Former state minister for Finance, Mwesigwa Rukutana in tribute says Muhakanizi was the only person he knew who could publicly oppose the president provided he believed in his own view.

“Most People, including me at first, thought Keith was an arrogant, defiant man because of these qualities. Once he thought he was right, he could date anyone,” says Rukutana, who was once his supervisor.

“In my 30 years of political life, Keith is the only government official I ever saw, so many times, telling the president to his face; “Your excellency, we cannot do that”, or even interrupting him in speech,” he says. He, however, describes him as harbouring “a humble, obedient and advisable servant.”

However, some policies accredited to Muhakanizi have also faced criticism. The economic liberalisation and privatisation policies were criticised for creating new challenges including a class of middlemen who “poached” on the earnings of primary producers like farmers.

They were also blamed for what is dubbed “over-privatisation” because some entities and services should have remained in the hands of the government especially to cater for a disadvantaged poor group.

Recently Museveni said he shouldn’t have followed Mutebile and Muhakanizi’s advice to sell Uganda Commercial Bank (UCB) against the advice of its former managing director Prof Ezra Suruma.

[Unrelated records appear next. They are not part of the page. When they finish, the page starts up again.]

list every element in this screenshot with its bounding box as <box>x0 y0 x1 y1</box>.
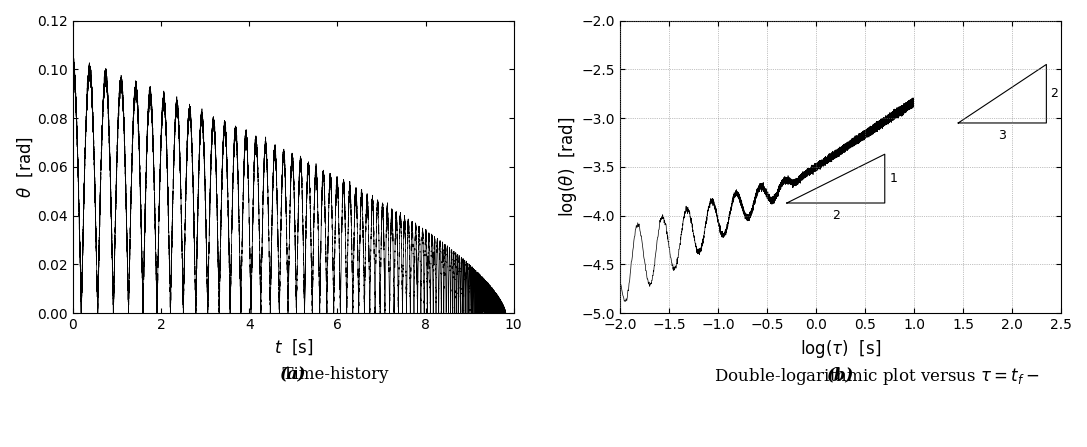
Y-axis label: $\theta$  [rad]: $\theta$ [rad] <box>15 136 35 198</box>
Text: 2: 2 <box>832 209 840 222</box>
Text: (a): (a) <box>280 366 307 383</box>
Text: 2: 2 <box>1050 87 1058 100</box>
X-axis label: $t$  [s]: $t$ [s] <box>274 337 313 357</box>
Text: 1: 1 <box>889 172 898 185</box>
X-axis label: $\log(\tau)$  [s]: $\log(\tau)$ [s] <box>800 337 882 360</box>
Text: (b): (b) <box>827 366 854 383</box>
Y-axis label: $\log(\theta)$  [rad]: $\log(\theta)$ [rad] <box>558 117 579 217</box>
Text: Time-history: Time-history <box>273 366 389 383</box>
Text: Double-logarithmic plot versus $\tau = t_f -$: Double-logarithmic plot versus $\tau = t… <box>704 366 1039 387</box>
Text: 3: 3 <box>998 129 1007 142</box>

Muhakanizi also faced criticism when he opposed a 2019 directive by President Museveni that state minister Evelyn Anite commissions an audit of the then-ailing Uganda Telecom Ltd (UTL). The standoff with Anite was resolved when the Auditor General took over the process.

Muhakanizi later explained that he was not opposed to auditing the company, but that he could not allow Anite to appoint the auditor. In 2016, Muhakanizi and Finance minister Matia Kasaija were accused of seeking personal benefits when they waived tariffs on imports of unprocessed rice.

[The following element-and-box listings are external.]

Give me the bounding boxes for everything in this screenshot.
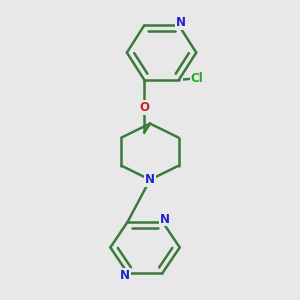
Text: N: N (145, 173, 155, 186)
Text: N: N (160, 212, 170, 226)
Text: Cl: Cl (191, 72, 203, 85)
Text: O: O (139, 101, 149, 114)
Text: N: N (120, 269, 130, 282)
Text: N: N (176, 16, 185, 29)
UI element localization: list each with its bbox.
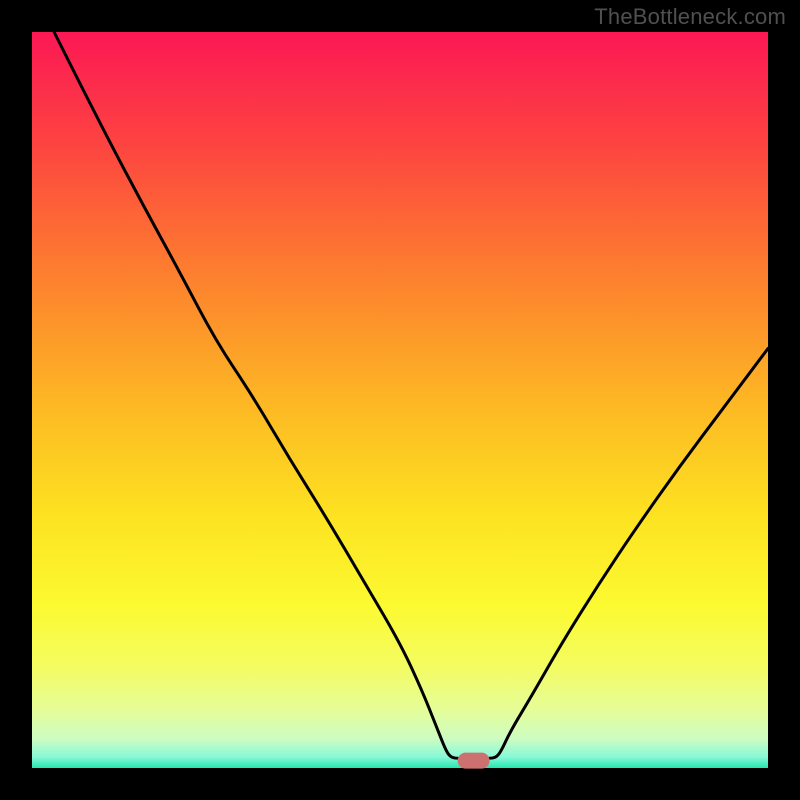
minimum-marker bbox=[458, 753, 490, 769]
chart-background bbox=[32, 32, 768, 768]
bottleneck-chart: TheBottleneck.com bbox=[0, 0, 800, 800]
watermark-text: TheBottleneck.com bbox=[594, 4, 786, 30]
chart-svg bbox=[0, 0, 800, 800]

At a more personal level, Muhakanizi was accused of grabbing land and evicting over 100 people from 500 acres in the Lyantonde district in 2006. He advised the affected people to go to court if they felt he had illegally taken their land.

Muhakanizi was chairman of several boards including the Economic Policy Research Centre (EPRC), East African Development Bank (EADB) and Housing Finance Bank (HFB) as well as sitting on the board of the Bank of Uganda. When he joined OPM as the chief technocrat, Muhakanizi promised transformation, discipline and results.

“Keith assured us that he would stand up for and defend any technical staff who was doing the right thing and following the law, but that he would never protect wrongdoing from or by anyone. With that charge, we knew that a new era had arrived at OPM,” says Julius Mucunguzi, recently, the head of communications.

“On work, he often told us that work is equal to force X distance, and said, a number of us were applying a lot of force, but moving no distance, and that as such, there was no work being done– advising that we should focus on both effort and results,” adds Mucunguzi.

On his health, the PS made his staff aware that he was not doing well, but that nevertheless, he was ready to work.

“We knew, and he told us that he was unwell and would routinely go for treatment, but every moment we had with Keith was a moment of great learning and growth. It is sad that he has gone, but I must say that he lived a full  impactful life.”